Towards a machine-readable Mahābhārata
The following text documents the first stage in my work on the electronic
text of the Mahābhārata: the techniques described were employed during
the mid-1990s to produce a usable but still very flawed text. Subsequently that
text became the basis of a project, conducted from 1997 to 2001 in association
with the Bhandarkar Oriental Research Institute in Pune, and with generous
funding from the British Academy and the Society for South Asian Studies, to
employ a team of assistants to correct the entire electronic Mahābhārata
“by hand”. The text available from this website is the result of that
project.
Professor Muneo Tokunaga of Kyoto has typed up the complete Sanskrit text of
both the Rāmāyaṇa and the Mahābhārata, and has made these
electronic texts available via the Internet. In principle, this means that
certain highly intensive tasks (for example, metrical analysis, analysis of
diction, or the building of concordances), which would previously have been
almost unthinkable for such enormous works, are now much more feasible. And at
a smaller scale, it also becomes possible to check through the texts for usage
of particular words or phrases, and to manipulate them in other ways — such as
printing them in high-quality Devanagari
script.
A number of problems arise for users who wish to use the these texts for
purposes other than those which Prof. Tokunaga had in mind. There are
inconsistencies in format or spelling; the transliteration used is hard to read
and often ambiguous; the form in which the texts are presented differs markedly
from “normal” Sanskrit; there are frequent typographic errors; and, in the case
of the Mahābhārata, it suffers from the consequences of a policy
decision which essentially results in all compounds being split up
into apparently separate “words”.
Despite such problems, these electronic texts are potentially so
valuable that I have tried to convert them into a more generally
usable form. This has meant the following broad objectives:
- the format in
which the texts are stored should be standardised;
- a “legible”
eight-bit encoding
should replace Tokunaga's seven-bit system, in which long vowels
are represented by doubled characters and retroflexes by
capitalised characters (so that the heroes of
the Mahābhārata are the paaNDavas);
- the text should be a simple transcription —
compounds should not be split up, sandhi should not be undone;
- typographic
errors should be corrected;
- the broken
compounds resulting from Tokunaga's use (in his version of
the Mahābhārata only) of a single character to represent
both “end of word” and “end of compound member” should be mended.
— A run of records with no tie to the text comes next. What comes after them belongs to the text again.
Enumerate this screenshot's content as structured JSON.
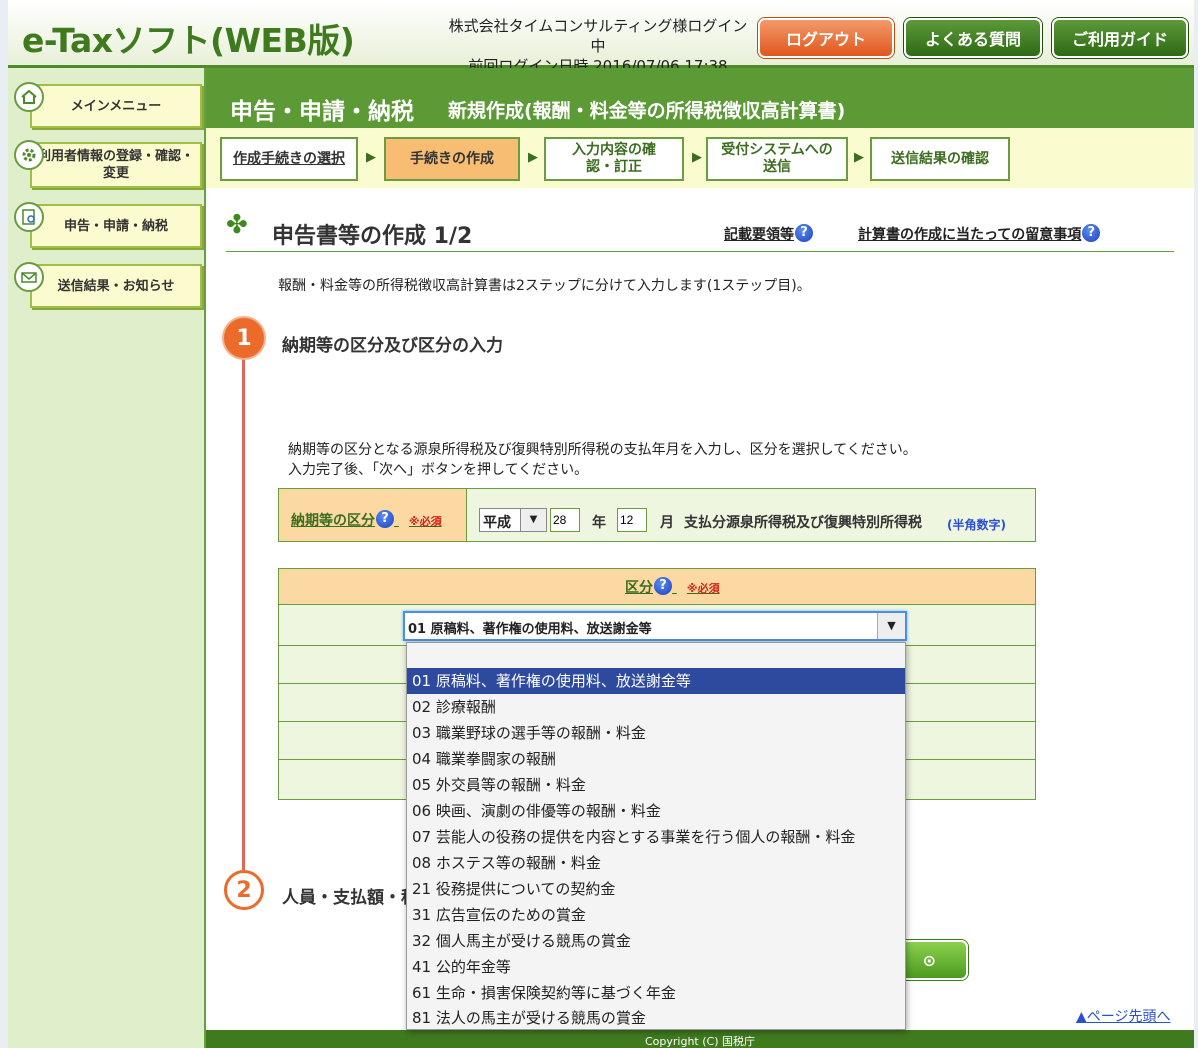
{
  "header": {
    "logo": "e-Taxソフト(WEB版)",
    "login_line1": "株式会社タイムコンサルティング様ログイン中",
    "login_line2": "前回ログイン日時 2016/07/06 17:38",
    "logout": "ログアウト",
    "faq": "よくある質問",
    "guide": "ご利用ガイド"
  },
  "sidebar": {
    "items": [
      {
        "label": "メインメニュー",
        "icon": "house-icon"
      },
      {
        "label": "利用者情報の登録・確認・変更",
        "icon": "gear-icon"
      },
      {
        "label": "申告・申請・納税",
        "icon": "magnifier-icon"
      },
      {
        "label": "送信結果・お知らせ",
        "icon": "envelope-icon"
      }
    ]
  },
  "main": {
    "title": "申告・申請・納税",
    "subtitle": "新規作成(報酬・料金等の所得税徴収高計算書)",
    "steps": [
      "作成手続きの選択",
      "手続きの作成",
      "入力内容の確認・訂正",
      "受付システムへの送信",
      "送信結果の確認"
    ],
    "section_title": "申告書等の作成 1/2",
    "help_link1": "記載要領等",
    "help_link2": "計算書の作成に当たっての留意事項",
    "intro": "報酬・料金等の所得税徴収高計算書は2ステップに分けて入力します(1ステップ目)。",
    "step1_num": "1",
    "step1_title": "納期等の区分及び区分の入力",
    "step2_num": "2",
    "step2_title": "人員・支払額・税",
    "instr_line1": "納期等の区分となる源泉所得税及び復興特別所得税の支払年月を入力し、区分を選択してください。",
    "instr_line2": "入力完了後、「次へ」ボタンを押してください。",
    "period_label": "納期等の区分",
    "required": "※必須",
    "era": "平成",
    "year": "28",
    "year_unit": "年",
    "month": "12",
    "month_unit": "月",
    "period_suffix": "支払分源泉所得税及び復興特別所得税",
    "half_width": "(半角数字)",
    "class_label": "区分",
    "class_value": "01 原稿料、著作権の使用料、放送謝金等",
    "page_top": "ページ先頭へ",
    "footer": "Copyright (C) 国税庁"
  },
  "dropdown": {
    "options": [
      "",
      "01 原稿料、著作権の使用料、放送謝金等",
      "02 診療報酬",
      "03 職業野球の選手等の報酬・料金",
      "04 職業拳闘家の報酬",
      "05 外交員等の報酬・料金",
      "06 映画、演劇の俳優等の報酬・料金",
      "07 芸能人の役務の提供を内容とする事業を行う個人の報酬・料金",
      "08 ホステス等の報酬・料金",
      "21 役務提供についての契約金",
      "31 広告宣伝のための賞金",
      "32 個人馬主が受ける競馬の賞金",
      "41 公的年金等",
      "61 生命・損害保険契約等に基づく年金",
      "81 法人の馬主が受ける競馬の賞金"
    ]
  }
}
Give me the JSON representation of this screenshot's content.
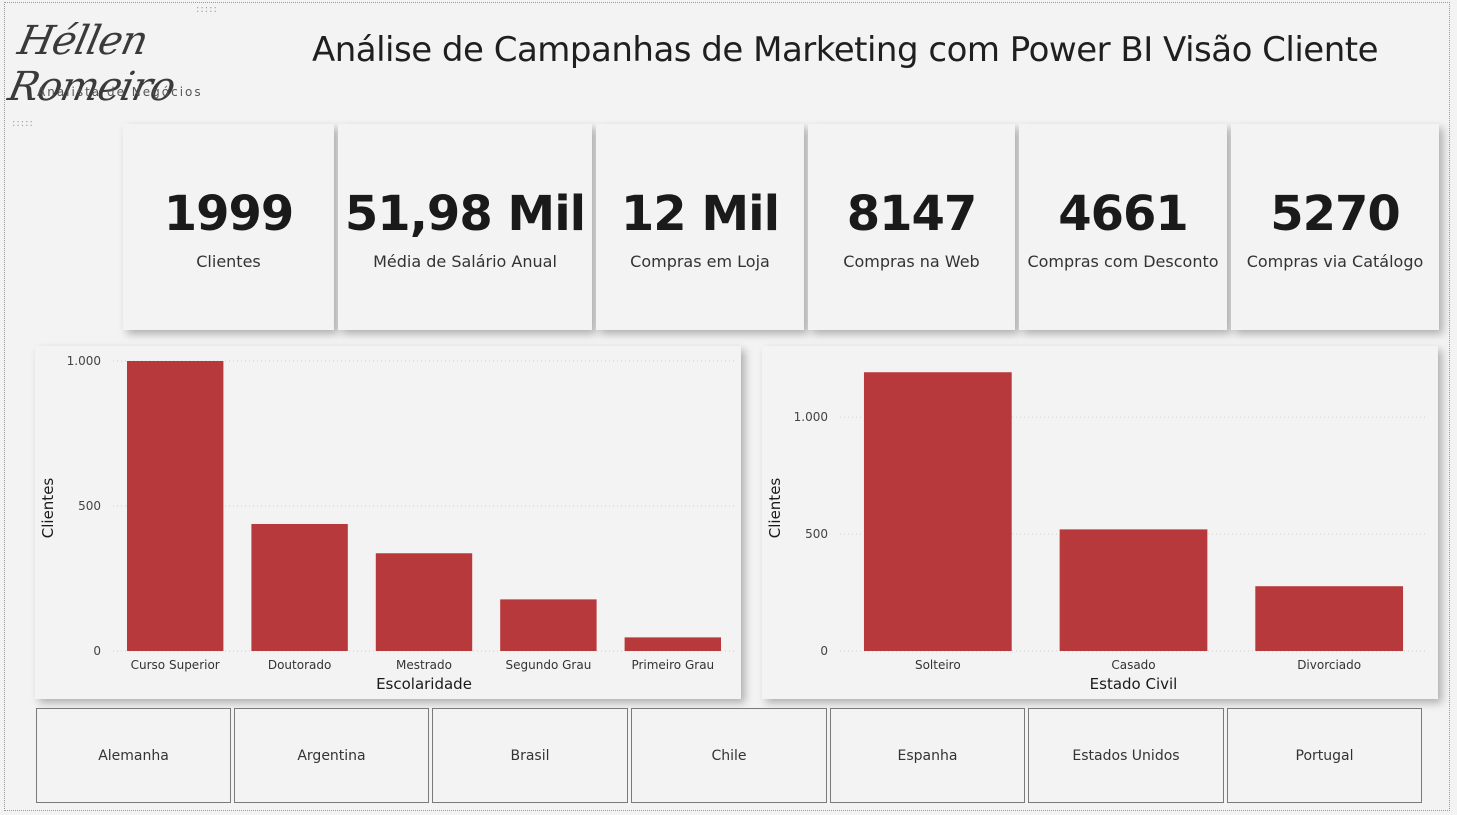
{
  "logo": {
    "name": "Héllen Romeiro",
    "subtitle": "Analista de Negócios"
  },
  "title": "Análise de Campanhas de Marketing com Power BI Visão Cliente",
  "kpis": [
    {
      "value": "1999",
      "label": "Clientes"
    },
    {
      "value": "51,98 Mil",
      "label": "Média de Salário Anual"
    },
    {
      "value": "12 Mil",
      "label": "Compras em Loja"
    },
    {
      "value": "8147",
      "label": "Compras na Web"
    },
    {
      "value": "4661",
      "label": "Compras com Desconto"
    },
    {
      "value": "5270",
      "label": "Compras via Catálogo"
    }
  ],
  "colors": {
    "bar": "#b8393b",
    "grid": "#cfcfcf"
  },
  "chart_data": [
    {
      "type": "bar",
      "categories": [
        "Curso Superior",
        "Doutorado",
        "Mestrado",
        "Segundo Grau",
        "Primeiro Grau"
      ],
      "values": [
        1000,
        438,
        337,
        178,
        47
      ],
      "xlabel": "Escolaridade",
      "ylabel": "Clientes",
      "ylim": [
        0,
        1000
      ],
      "yticks": [
        0,
        500,
        1000
      ],
      "ytick_labels": [
        "0",
        "500",
        "1.000"
      ],
      "grid": true
    },
    {
      "type": "bar",
      "categories": [
        "Solteiro",
        "Casado",
        "Divorciado"
      ],
      "values": [
        1192,
        520,
        277
      ],
      "xlabel": "Estado Civil",
      "ylabel": "Clientes",
      "ylim": [
        0,
        1240
      ],
      "yticks": [
        0,
        500,
        1000
      ],
      "ytick_labels": [
        "0",
        "500",
        "1.000"
      ],
      "grid": true
    }
  ],
  "slicer": {
    "countries": [
      "Alemanha",
      "Argentina",
      "Brasil",
      "Chile",
      "Espanha",
      "Estados Unidos",
      "Portugal"
    ]
  }
}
As far as possible, I have tried to tackle these problems by means of
automatic procedures, rather than by hand: I have written numbers of
Perl programs to carry out particular emendations or check for
particular problems (the directory where I store these currently
contains 21 such programs). The greater part of objectives 1-4 is met
by a single program named mconv,
while a suite of programs seeks to address objective 5. However, a
huge amount of “hands on” work has also been necessary.
Using these methods to improve the Mahābhārata text to the
point where it could be made public took me about a year; thereafter
I continued to make specific improvements on an occasional basis —
i.e. when I noticed some particularly annoying problem.
1. Format
As far as format is concerned, I have followed Tokunaga's general
policy but tried to introduce consistency.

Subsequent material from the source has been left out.